Quick: Think of the guitar riff that opens the Temptations hit "My Girl." Got it? Now, think: Who played it?
His name was Robert White and he was a member of the Funk Brothers, the legendary house band of Motown Records, which is given a long-deserved spotlight in "Standing in the Shadows of Motown." For decades, the dozen or so keyboardists, guitarists, bassists, drummers and percussionists who created Motown's signature sounds in a tiny basement studio have been living -- in a few cases, dying -- in obscurity. Documentary filmmaker Paul Justman, working with Allan Slutsky's 1989 book about the group, has rectified that historical slight with a soaring cinematic love letter to the prodigiously gifted session cats who, in Justman's words, were "the greatest hit machine in the history of pop music."
Using interviews with surviving members of the Funk Brothers, plus archival material, still photographs and reenactments, Justman tells the story of how, during the late 1950s and early 1960s, Motown founder Berry Gordy trolled the show bars and nightclubs of Detroit, looking for musicians to play behind such up-and-coming stars as Little Stevie Wonder, Martha Reeves and Diana Ross. The men he hired were from the world of jazz and blues -- Miles Davis and Muddy Waters were their idols, not Marvin Gaye. But when they crammed together in Gordy's Hitsville USA studio (which they dubbed the Snakepit), they infused the pop hits with soul, originality and the the propulsive beat of the factories that many of them had migrated north to work in. Comparing their fat, in-the-pocket groove to that of a big band, Detroit producer Don Was says simply, "They could swing like crazy."
"Standing in the Shadows of Motown" takes viewers from the early days, when pianist Joe Hunter, guitarist Eddie Willis, drummer Benny Benjamin and bass player James Jamerson first joined Gordy's operation, to 1972, when Motown suddenly left Detroit for Los Angeles.
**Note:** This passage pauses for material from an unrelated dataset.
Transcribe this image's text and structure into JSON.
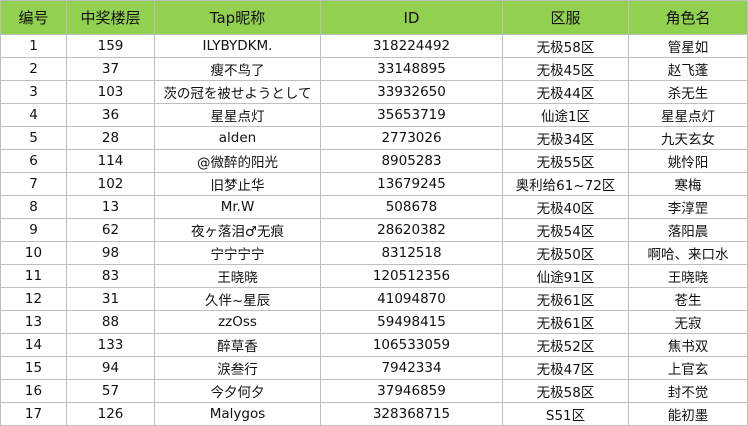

At their peak, the Funk Brothers had expanded to include three guitar players (Willis, White and Joe Messina), three keyboardists (Hunter, Earl "Big Funk" Van Dyke and Johnny Griffith, who died Sunday), three drummers (Benny Benjamin, who died in 1968, Richard "Pistol" Allen and Uriel Jones), two bassists (Jamerson and Bob Babbitt) and two percussionists (Jack Ashford and Eddie "Bongo" Brown).
Variously combined, they played on -- and defined the sound of -- some of the most influential music of the era, from "Heat Wave" to "What's Going On." Throughout most of that time, the distinctive Motown vibe was attributed to everything but the studio musicians -- the arrangers, producers, stars, even the wood that lined the Snakepit's walls. Some attributed the sound to Detroit soul food, "but try putting barbecued ribs in that room and counting out 1, 2, 3, 4," quips one of the Funks.
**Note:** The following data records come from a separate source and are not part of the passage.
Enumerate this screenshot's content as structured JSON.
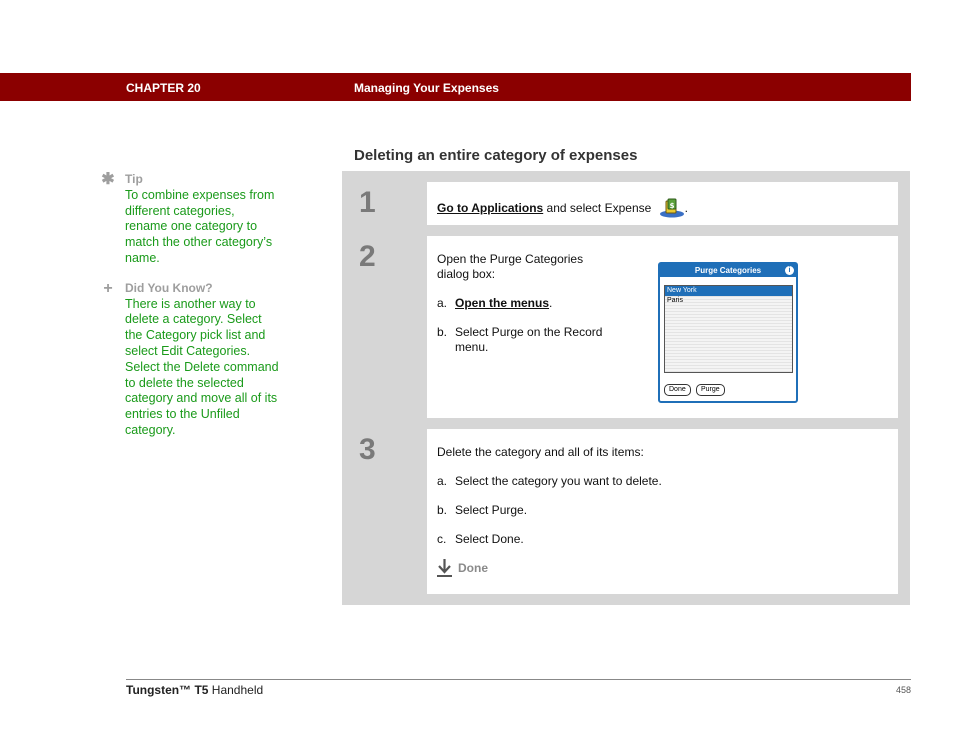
{
  "header": {
    "chapter": "CHAPTER 20",
    "title": "Managing Your Expenses",
    "bg_color": "#8b0000"
  },
  "section_title": "Deleting an entire category of expenses",
  "sidebar": {
    "tip": {
      "icon": "asterisk-icon",
      "heading": "Tip",
      "text": "To combine expenses from different categories, rename one category to match the other category’s name."
    },
    "did_you_know": {
      "icon": "plus-icon",
      "heading": "Did You Know?",
      "text": "There is another way to delete a category. Select the Category pick list and select Edit Categories. Select the Delete command to delete the selected category and move all of its entries to the Unfiled category."
    },
    "text_color": "#1a9a1a"
  },
  "steps": [
    {
      "number": "1",
      "link": "Go to Applications",
      "text": " and select Expense",
      "icon": "expense-app-icon",
      "end": "."
    },
    {
      "number": "2",
      "intro": "Open the Purge Categories dialog box:",
      "a_prefix": "a.",
      "a_link": "Open the menus",
      "a_end": ".",
      "b_prefix": "b.",
      "b_text": "Select Purge on the Record menu.",
      "dialog": {
        "title": "Purge Categories",
        "info": "i",
        "items": [
          "New York",
          "Paris"
        ],
        "selected": "New York",
        "done_button": "Done",
        "purge_button": "Purge"
      }
    },
    {
      "number": "3",
      "intro": "Delete the category and all of its items:",
      "a_prefix": "a.",
      "a_text": "Select the category you want to delete.",
      "b_prefix": "b.",
      "b_text": "Select Purge.",
      "c_prefix": "c.",
      "c_text": "Select Done.",
      "done_label": "Done",
      "done_icon": "arrow-down-icon"
    }
  ],
  "footer": {
    "brand": "Tungsten™ T5",
    "product": " Handheld",
    "page": "458"
  }
}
Between interviews with surviving Funk Brothers including Joe Hunter, Jack Ashford, Joe Messina and Bob Babbitt, Justman intersperses clips from a 2000 reunion of the band, during which the musicians backed up performances by contemporary artists singing Motown hits. It's during these passages, as well as some tepid reenactments of the musicians' anecdotes, that "Standing in the Shadows of Motown" is most uneven, as Justman's camera restlessly cuts away from the very musicians he wants to honor. After hearing the men talk about the techniques that resulted in their signature sounds, it would be nice to be able to concentrate on Babbitt's extraordinarily fluid playing on "What's Going On," for example, instead of watching Chaka Khan lifelessly deliver lyrics from an electronic prompter. (Ben Harper and Meshell Ndegeocello don't fare much better.) Still, there are a couple of memorable moments during these sequences: Joan Osborne tears up a soaring rendition of "What Becomes of the Broken Hearted," and Gerald Levert and guest horn player Tom Scott engage in a scorching duet on "Shotgun."
"Standing in the Shadows of Motown" pays due reverence to the Funk Brothers who didn't live long enough finally to enjoy their moment of recognition. But far from elegiac, the film is a testament to art, life and survival like the similar but superior "Buena Vista Social Club," Wim Wenders's 1999 chronicle of the reunion of a group of aging Cuban musicians. With luck, Justman will soon see fit to visit Muscle Shoals and Memphis -- home towns of two other legendary house bands -- to create what could be the definitive portrait of an audible but invisible chapter in American cultural history.
Standing in the Shadows of Motown (108 minutes, at the Cineplex Odeon Dupont Circle and Landmark Bethesda Row) is rated PG for language and thematic elements.